As Cheryl made tea, Diana moved to the arm of the chair, offering Lily a handkerchief. She rubbed the woman’s back and told her that everything was going to be all right. As she watched Cheryl in the kitchen then, putting the kettle back on the stove to boil the water for fresh tea, she could picture it. Normally, they would picture their pasts as other women. They’d met more of them over the years. She’d once had a vision of Harriet and Deb talking about how they were seeing visions of their own past lives. Cheryl, it turned out, had had a different vision of them discussing it as well. She and Cheryl had a list in their bedroom, tucked into a box at the bottom of their closet, that had the names of all the women they’d seen in their minds over the years. So far, there were twelve couples. The last new one had been added the previous year.
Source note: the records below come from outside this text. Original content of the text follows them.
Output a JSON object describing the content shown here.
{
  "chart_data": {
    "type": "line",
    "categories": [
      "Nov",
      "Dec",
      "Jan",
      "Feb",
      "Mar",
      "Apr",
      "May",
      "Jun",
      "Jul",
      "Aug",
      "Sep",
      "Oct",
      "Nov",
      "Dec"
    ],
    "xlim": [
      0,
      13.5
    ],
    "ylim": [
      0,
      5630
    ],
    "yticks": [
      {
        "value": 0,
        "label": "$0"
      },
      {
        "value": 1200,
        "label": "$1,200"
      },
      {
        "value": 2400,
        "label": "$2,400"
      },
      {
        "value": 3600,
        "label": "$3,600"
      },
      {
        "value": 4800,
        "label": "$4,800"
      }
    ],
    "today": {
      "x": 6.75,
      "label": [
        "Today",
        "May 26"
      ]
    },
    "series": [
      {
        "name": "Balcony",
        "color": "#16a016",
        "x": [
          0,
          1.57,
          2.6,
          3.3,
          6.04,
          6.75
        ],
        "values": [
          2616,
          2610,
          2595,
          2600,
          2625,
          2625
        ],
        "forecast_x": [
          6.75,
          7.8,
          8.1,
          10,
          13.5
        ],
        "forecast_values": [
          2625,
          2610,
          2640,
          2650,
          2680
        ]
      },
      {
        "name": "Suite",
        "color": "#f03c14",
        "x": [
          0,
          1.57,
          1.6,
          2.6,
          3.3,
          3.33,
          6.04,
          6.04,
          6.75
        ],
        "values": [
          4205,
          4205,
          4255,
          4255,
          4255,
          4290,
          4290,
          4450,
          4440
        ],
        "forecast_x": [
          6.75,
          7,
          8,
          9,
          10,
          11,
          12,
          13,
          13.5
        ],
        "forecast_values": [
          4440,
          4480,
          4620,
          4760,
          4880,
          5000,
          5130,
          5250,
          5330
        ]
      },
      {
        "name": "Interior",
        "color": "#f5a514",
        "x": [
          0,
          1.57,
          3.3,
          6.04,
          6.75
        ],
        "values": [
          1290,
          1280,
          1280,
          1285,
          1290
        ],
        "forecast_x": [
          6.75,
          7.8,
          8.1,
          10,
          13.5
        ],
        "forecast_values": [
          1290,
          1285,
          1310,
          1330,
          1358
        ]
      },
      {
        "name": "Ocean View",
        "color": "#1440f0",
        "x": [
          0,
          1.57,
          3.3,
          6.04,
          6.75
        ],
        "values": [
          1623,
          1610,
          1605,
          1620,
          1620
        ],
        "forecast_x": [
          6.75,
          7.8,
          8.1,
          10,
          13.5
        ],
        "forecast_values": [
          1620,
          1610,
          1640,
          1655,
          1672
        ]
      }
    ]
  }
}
Cheryl liked talking about the past, but Diana loved talking about the future with her more. She could picture Cheryl in their kitchen, with a toddler on her hip, cooking dinner. Diana would be baking them something for dessert or coming home from her work as a nurse in the city’s biggest hospital, and she’d kiss her wife and child. Then, it hit her…
Cheryl passed Lily a new cup of tea and set one down on the table for Diana. Then, she went back to the kitchen to retrieve a fresh cup for herself, so Diana moved back to the couch to wait for her. When she arrived, Diana wrapped her arm back around her shoulders .
“Lily, will you do something for us?” she asked.
“Of course. Anything.”
When Cheryl looked at her in confusion, Diana stood, walked to a little desk they had for Cheryl’s writing, and pulled open the bottom drawer where she’d hidden a modest ring that she had planned to give her once they were in their first house. She moved back to Cheryl and got down on one knee.
“I know we can’t do this in a church, but before we do this, I want to be your wife in every way possible. Lily will be the officiant. We’ll ask the bar to host us. Our friends will be there. We’ll share our love with the people who accept and love us for who we are, and when Lily has the baby, you and I will become mothers. I want to be your wife when that happens, Cheryl. I love you more than anything. I’ve loved you forever already, and I’ll love you for all my lives. Will you marry me?”
Cheryl smiled down at her and said, “Yes, I will.”